Alberto Giacometti (1961)
Sharing their approach to art, Cartier-Bresson and Swiss artist, Alberto Giacometti had been friends since the mid-1930s. The two shared a world view and an inexhaustible curiosity about human beings. This curiosity of humans is encapsulated in the bustling portrait that is considerably lighter and even wittier in tone compared to his more sombre and serious compositions.
Unconsciously mimicking one of his own statues as he moves work ahead of his exhibition at the Maeght Gallery in Paris, Cartier-Bresson’s photo captures his friend’s characteristic nervousness. Giacometti is pictured shuffling in a blur with a cigarette clenched in his mouth. At the same time, he captures an unintentional elegance, showing artist and art moving virtually in tandem.
The photo features two of Giacometti’s celebrated sculptures, Grande Femme Debout (Large Standing Woman) and L’Homme Qui Marche (Walking Man), which have both appeared at auction, achieving £1,909,600 and £65,001,250 respectively when they went under the hammer in 2004 and 2010.

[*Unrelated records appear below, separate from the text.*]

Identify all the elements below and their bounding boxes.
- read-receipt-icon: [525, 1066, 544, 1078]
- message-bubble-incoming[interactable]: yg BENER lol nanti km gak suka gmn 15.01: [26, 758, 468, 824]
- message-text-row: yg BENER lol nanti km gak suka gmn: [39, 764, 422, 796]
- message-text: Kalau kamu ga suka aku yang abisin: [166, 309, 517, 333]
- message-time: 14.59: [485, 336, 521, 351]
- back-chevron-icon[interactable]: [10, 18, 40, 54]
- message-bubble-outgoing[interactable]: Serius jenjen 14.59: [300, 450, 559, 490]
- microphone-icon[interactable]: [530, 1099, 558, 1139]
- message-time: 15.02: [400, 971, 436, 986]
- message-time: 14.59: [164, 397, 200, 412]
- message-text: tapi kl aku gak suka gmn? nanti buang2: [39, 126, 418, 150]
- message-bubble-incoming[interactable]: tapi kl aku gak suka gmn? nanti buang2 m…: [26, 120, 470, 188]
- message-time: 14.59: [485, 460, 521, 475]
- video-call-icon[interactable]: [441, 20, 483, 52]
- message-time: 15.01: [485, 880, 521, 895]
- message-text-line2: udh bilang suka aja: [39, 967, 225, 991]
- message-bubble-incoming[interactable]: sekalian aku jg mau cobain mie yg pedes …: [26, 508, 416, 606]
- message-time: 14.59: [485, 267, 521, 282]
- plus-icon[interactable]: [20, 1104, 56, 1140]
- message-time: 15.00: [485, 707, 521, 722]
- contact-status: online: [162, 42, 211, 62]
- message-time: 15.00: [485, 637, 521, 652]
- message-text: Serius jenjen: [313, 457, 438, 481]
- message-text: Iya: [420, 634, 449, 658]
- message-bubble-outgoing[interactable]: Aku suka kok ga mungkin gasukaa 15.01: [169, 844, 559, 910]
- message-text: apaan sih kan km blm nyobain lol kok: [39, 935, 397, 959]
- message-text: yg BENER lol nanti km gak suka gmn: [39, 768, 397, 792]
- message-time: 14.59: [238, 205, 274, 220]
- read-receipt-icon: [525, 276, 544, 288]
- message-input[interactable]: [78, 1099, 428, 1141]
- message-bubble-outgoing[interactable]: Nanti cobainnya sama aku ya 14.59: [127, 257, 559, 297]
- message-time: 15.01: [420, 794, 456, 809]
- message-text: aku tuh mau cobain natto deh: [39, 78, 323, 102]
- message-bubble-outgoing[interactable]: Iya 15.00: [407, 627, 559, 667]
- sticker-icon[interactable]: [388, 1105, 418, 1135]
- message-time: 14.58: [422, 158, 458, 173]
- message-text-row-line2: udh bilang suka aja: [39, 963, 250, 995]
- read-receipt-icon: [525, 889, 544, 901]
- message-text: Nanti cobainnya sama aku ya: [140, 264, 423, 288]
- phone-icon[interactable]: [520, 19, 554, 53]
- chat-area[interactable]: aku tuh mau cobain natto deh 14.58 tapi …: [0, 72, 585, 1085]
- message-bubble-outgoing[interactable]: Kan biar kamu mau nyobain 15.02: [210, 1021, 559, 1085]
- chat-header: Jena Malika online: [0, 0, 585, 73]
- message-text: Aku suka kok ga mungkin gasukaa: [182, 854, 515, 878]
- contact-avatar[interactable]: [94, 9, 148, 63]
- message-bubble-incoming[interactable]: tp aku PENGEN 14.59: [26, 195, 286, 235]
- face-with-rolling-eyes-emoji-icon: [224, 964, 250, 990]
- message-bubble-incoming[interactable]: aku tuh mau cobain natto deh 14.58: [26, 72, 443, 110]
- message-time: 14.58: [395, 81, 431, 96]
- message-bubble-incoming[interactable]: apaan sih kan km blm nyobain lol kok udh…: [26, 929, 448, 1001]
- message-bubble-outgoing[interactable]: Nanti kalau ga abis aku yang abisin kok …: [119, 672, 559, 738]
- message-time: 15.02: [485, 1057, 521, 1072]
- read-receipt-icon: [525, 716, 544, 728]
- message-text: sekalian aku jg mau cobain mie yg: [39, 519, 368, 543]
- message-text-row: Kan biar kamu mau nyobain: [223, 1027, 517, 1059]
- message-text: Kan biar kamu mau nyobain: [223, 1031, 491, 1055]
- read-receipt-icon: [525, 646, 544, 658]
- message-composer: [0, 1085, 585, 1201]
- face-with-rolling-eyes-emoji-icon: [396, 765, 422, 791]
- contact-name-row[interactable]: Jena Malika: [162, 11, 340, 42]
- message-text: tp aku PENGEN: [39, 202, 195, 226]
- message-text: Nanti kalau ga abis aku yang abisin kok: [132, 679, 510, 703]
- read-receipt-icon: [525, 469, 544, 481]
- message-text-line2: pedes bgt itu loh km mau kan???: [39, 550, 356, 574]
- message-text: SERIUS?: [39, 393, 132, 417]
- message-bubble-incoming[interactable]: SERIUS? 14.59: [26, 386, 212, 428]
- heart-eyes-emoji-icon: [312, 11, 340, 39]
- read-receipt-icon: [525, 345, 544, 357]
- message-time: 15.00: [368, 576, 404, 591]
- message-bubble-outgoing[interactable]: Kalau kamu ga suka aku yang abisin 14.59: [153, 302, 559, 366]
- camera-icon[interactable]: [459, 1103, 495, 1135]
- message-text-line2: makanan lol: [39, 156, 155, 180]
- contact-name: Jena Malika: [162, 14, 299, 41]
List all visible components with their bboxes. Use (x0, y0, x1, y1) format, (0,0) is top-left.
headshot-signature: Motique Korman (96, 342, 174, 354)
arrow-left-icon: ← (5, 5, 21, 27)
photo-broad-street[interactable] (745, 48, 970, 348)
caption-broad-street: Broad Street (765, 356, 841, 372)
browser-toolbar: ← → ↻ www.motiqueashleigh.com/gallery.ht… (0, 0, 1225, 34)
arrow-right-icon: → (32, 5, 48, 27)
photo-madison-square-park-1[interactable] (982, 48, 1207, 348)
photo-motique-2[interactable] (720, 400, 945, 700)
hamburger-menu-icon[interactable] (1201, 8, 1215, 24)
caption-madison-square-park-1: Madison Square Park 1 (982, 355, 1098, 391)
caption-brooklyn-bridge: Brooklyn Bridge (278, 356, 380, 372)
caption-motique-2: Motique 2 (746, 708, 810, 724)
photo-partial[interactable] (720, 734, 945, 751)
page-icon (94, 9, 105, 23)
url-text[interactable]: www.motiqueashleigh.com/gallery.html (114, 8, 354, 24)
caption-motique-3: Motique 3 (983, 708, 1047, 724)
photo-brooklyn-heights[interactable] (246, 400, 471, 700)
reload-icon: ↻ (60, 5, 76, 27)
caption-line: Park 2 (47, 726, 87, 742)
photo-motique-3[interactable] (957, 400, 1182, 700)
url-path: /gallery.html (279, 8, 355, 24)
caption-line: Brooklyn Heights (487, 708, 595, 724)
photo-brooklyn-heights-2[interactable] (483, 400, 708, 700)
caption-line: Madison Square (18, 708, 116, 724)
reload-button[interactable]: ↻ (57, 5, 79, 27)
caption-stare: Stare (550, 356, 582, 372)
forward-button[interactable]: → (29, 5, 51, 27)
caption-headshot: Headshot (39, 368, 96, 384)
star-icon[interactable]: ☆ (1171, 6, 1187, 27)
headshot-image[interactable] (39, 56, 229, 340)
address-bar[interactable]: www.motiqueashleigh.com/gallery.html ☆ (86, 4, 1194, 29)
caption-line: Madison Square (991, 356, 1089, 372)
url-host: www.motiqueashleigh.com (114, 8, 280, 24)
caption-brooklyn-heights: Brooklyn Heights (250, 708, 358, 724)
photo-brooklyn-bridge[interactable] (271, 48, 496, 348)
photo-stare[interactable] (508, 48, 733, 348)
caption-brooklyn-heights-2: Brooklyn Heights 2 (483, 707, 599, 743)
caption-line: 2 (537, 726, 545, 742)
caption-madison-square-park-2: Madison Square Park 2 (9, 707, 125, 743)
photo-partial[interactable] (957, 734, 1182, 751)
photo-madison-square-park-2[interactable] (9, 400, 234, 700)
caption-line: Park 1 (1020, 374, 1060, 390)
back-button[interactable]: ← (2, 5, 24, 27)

“I enjoy shooting a picture, being present,” said Cartier-Bresson in a 1971 interview. “It’s a way of saying, ‘Yes! Yes! Yes!’ like the last words of Joyce’s Ulysses, which is one of the most tremendous works ever written. Photography is like that. It’s ‘yes, yes, and yes’. And there are no maybes. All the maybes should go into the trash, because it’s an instant, it’s a moment, it’s there. And it’s the respect of it and tremendous enjoyment to say, ‘Yes!’ Even if it’s something you hate. ‘Yes!’ It’s always an affirmation.”